De Dust Bowl
Het meest zichtbare bewijs van hoe droog de jaren dertig werden, was de stofstorm. Tonnen bovengrond werden van dorre akkers geblazen en in stormwolken honderden kilometers ver meegevoerd. Technisch gezien werd de droogste regio van de vlaktes zuidoostelijk Colorado, zuidwest Kansas en de panhandles van Oklahoma en Texas bekend als de Dust Bowl, en veel stofstormen begonnen daar. Maar de hele regio, en uiteindelijk het hele land, werd getroffen.
De Dust Bowl kreeg zijn naam na Zwarte Zondag, 14 april 1935. In de jaren voorafgaand aan die dag waren er steeds meer stofstormen opgewaaid. In 1932 werden 14 stofstormen geregistreerd op de vlakten. In 1933, waren er 38 stormen. Tegen 1934 werd geschat dat 100 miljoen acres landbouwgrond alle of het grootste deel van de bovengrond hadden verloren door de winden. In april 1935 waren er weken van stofstormen geweest, maar de wolk die die zondag aan de horizon verscheen was de ergste. Winden werden geklokt op 60 mph.
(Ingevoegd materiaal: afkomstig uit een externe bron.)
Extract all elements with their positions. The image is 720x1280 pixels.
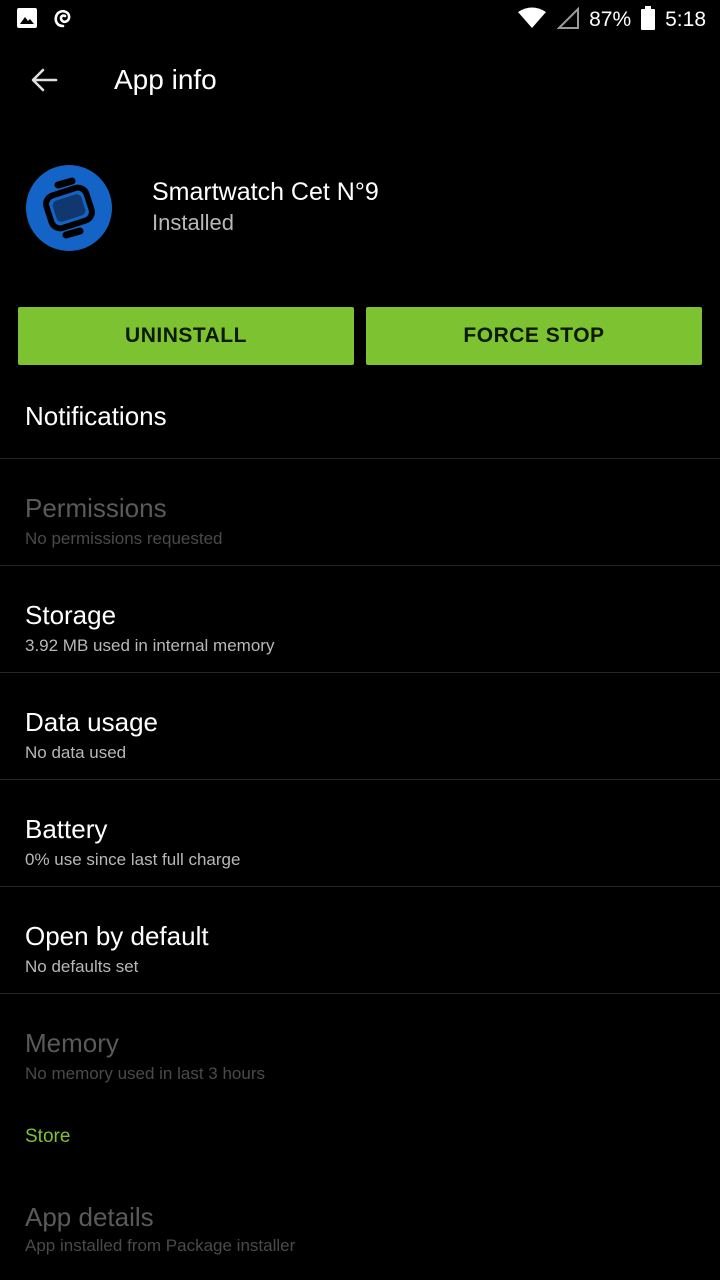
app-header: Smartwatch Cet N°9 Installed <box>0 160 720 260</box>
arrow-back-icon <box>30 66 58 99</box>
section-header-store: Store <box>25 1126 71 1147</box>
list-item-battery[interactable]: Battery 0% use since last full charge <box>0 780 720 887</box>
list-item-data-usage[interactable]: Data usage No data used <box>0 673 720 780</box>
app-install-status: Installed <box>152 210 234 235</box>
signal-icon <box>556 6 580 34</box>
battery-percent: 87% <box>589 8 632 31</box>
item-title: Open by default <box>25 921 209 951</box>
item-title: Data usage <box>25 707 158 737</box>
item-title: Notifications <box>25 401 167 431</box>
action-buttons: UNINSTALL FORCE STOP <box>18 307 702 365</box>
settings-list: Notifications Permissions No permissions… <box>0 365 720 1101</box>
battery-icon <box>641 5 656 35</box>
item-subtitle: No data used <box>25 743 127 762</box>
app-bar: App info <box>0 42 720 122</box>
item-title: Memory <box>25 1028 119 1058</box>
item-subtitle: 3.92 MB used in internal memory <box>25 636 275 655</box>
status-bar: 87% 5:18 <box>0 0 720 40</box>
page-title: App info <box>114 64 217 95</box>
item-title: Battery <box>25 814 108 844</box>
back-button[interactable] <box>26 64 62 100</box>
wifi-icon <box>517 7 547 34</box>
list-item-memory[interactable]: Memory No memory used in last 3 hours <box>0 994 720 1101</box>
item-title: App details <box>25 1202 154 1232</box>
item-title: Storage <box>25 600 117 630</box>
clock: 5:18 <box>665 8 706 31</box>
item-subtitle: No defaults set <box>25 957 139 976</box>
item-subtitle: App installed from Package installer <box>25 1236 296 1255</box>
sync-spiral-icon <box>52 6 74 35</box>
app-name: Smartwatch Cet N°9 <box>152 178 379 206</box>
image-icon <box>16 7 38 34</box>
item-subtitle: No memory used in last 3 hours <box>25 1064 265 1083</box>
list-item-storage[interactable]: Storage 3.92 MB used in internal memory <box>0 566 720 673</box>
list-item-notifications[interactable]: Notifications <box>0 365 720 459</box>
smartwatch-icon <box>26 165 112 251</box>
list-item-permissions[interactable]: Permissions No permissions requested <box>0 459 720 566</box>
force-stop-button[interactable]: FORCE STOP <box>366 307 702 365</box>
list-item-app-details[interactable]: App details App installed from Package i… <box>0 1180 720 1280</box>
item-title: Permissions <box>25 493 167 523</box>
list-item-open-by-default[interactable]: Open by default No defaults set <box>0 887 720 994</box>
uninstall-button[interactable]: UNINSTALL <box>18 307 354 365</box>
item-subtitle: 0% use since last full charge <box>25 850 241 869</box>
item-subtitle: No permissions requested <box>25 529 223 548</box>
Toen was het raak.
“De impact is als een schep fijn zand die tegen het gezicht wordt gesmeten,” schreef Avis D. Carlson in een artikel in de New Republic. “Mensen die gevangen zitten in hun eigen tuin grijpen naar de drempel. Auto’s komen tot stilstand, want geen enkel licht ter wereld kan door die kolkende mist dringen… We leven met het stof, eten het, slapen ermee, zien hoe het ons berooft van bezittingen en de hoop op bezittingen. Het wordt echt.”
De dag na Zwarte Zondag gebruikte een verslaggever van Associated Press voor het eerst de term “Dust Bowl”. “Drie woordjes die de westerse boer met pijn in de mond kent, regeren het leven in de stofwolk van het continent als het regent. De term bleef hangen en werd gebruikt door radioverslaggevers en schrijvers, in privé brieven en publieke toespraken.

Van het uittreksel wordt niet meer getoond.